The original data look something like this
ID <- 1:5
var1 <- c("aaa", "bbb", "ccc", "ddd", NA)
var2 <- c("ccc", "ddd", NA, NA,"aaa")
var3 <- c(NA, NA, "bbb", NA, "aaa")
df <- data.frame(ID, var1, var2, var3)
Here is what the dictionary like
from <- c("aaa", "bbb", "ccc", "ddd",
"ccc", "ddd", "aaa",
"bbb", "aaa")
to <- c("Aaa", "Bbb", "Ccc", "Ddd",
"Ccc", "Ddd", "Aaa",
"Bbb", "Aaa")
col <- c("var1", "var1", "var1", "var1",
"var2", "var2", "var2",
"var3", "var3")
dictionary <- data.frame(from, to, col)
I used the following code:
library(matchmaker)
match_df(df, dictionary = dictionary,
from = "from",
to = "to",
by = "col")
Here is the result I expected:
ID var1 var2 var3
1 1 Aaa Ccc <NA>
2 2 Bbb Ddd <NA>
3 3 Ccc <NA> Bbb
4 4 Ddd <NA> <NA>
5 5 <NA> Aaa Aaa
Here is the result I got
ID var1 var2 var3
1 1 aaa Ccc <NA>
2 2 bbb Ddd <NA>
3 3 ccc <NA> Bbb
4 4 ddd <NA> <NA>
5 5 <NA> Aaa Aaa
The code works for this example, but with real dataset I have it did not. Does anyone have any idea how to fix this? Thanks in advance.
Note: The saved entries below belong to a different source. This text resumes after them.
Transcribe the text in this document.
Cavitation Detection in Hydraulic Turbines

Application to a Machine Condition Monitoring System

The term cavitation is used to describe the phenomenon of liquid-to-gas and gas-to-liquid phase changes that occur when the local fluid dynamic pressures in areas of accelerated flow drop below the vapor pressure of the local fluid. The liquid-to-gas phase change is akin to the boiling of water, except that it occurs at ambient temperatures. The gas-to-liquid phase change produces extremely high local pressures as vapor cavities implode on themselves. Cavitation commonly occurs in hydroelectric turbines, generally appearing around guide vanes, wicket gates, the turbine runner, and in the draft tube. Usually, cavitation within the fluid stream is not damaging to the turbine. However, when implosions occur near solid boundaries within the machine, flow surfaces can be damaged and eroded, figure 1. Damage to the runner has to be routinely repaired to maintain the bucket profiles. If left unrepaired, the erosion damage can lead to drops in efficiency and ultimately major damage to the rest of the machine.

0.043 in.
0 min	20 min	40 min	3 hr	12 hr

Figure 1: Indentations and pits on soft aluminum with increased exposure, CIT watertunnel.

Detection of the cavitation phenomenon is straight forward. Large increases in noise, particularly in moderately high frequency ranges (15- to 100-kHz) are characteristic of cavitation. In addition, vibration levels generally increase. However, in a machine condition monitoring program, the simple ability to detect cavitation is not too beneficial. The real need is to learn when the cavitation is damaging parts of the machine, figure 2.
To anyone who comes across this thread looking for a solution for a similar issue that results in the following message:
- NA Each element of '...' must be a named string.
check if your dictionary has any "NA" or blank in it. Once you remove the line with NA, your match_df()
command should work for all columns.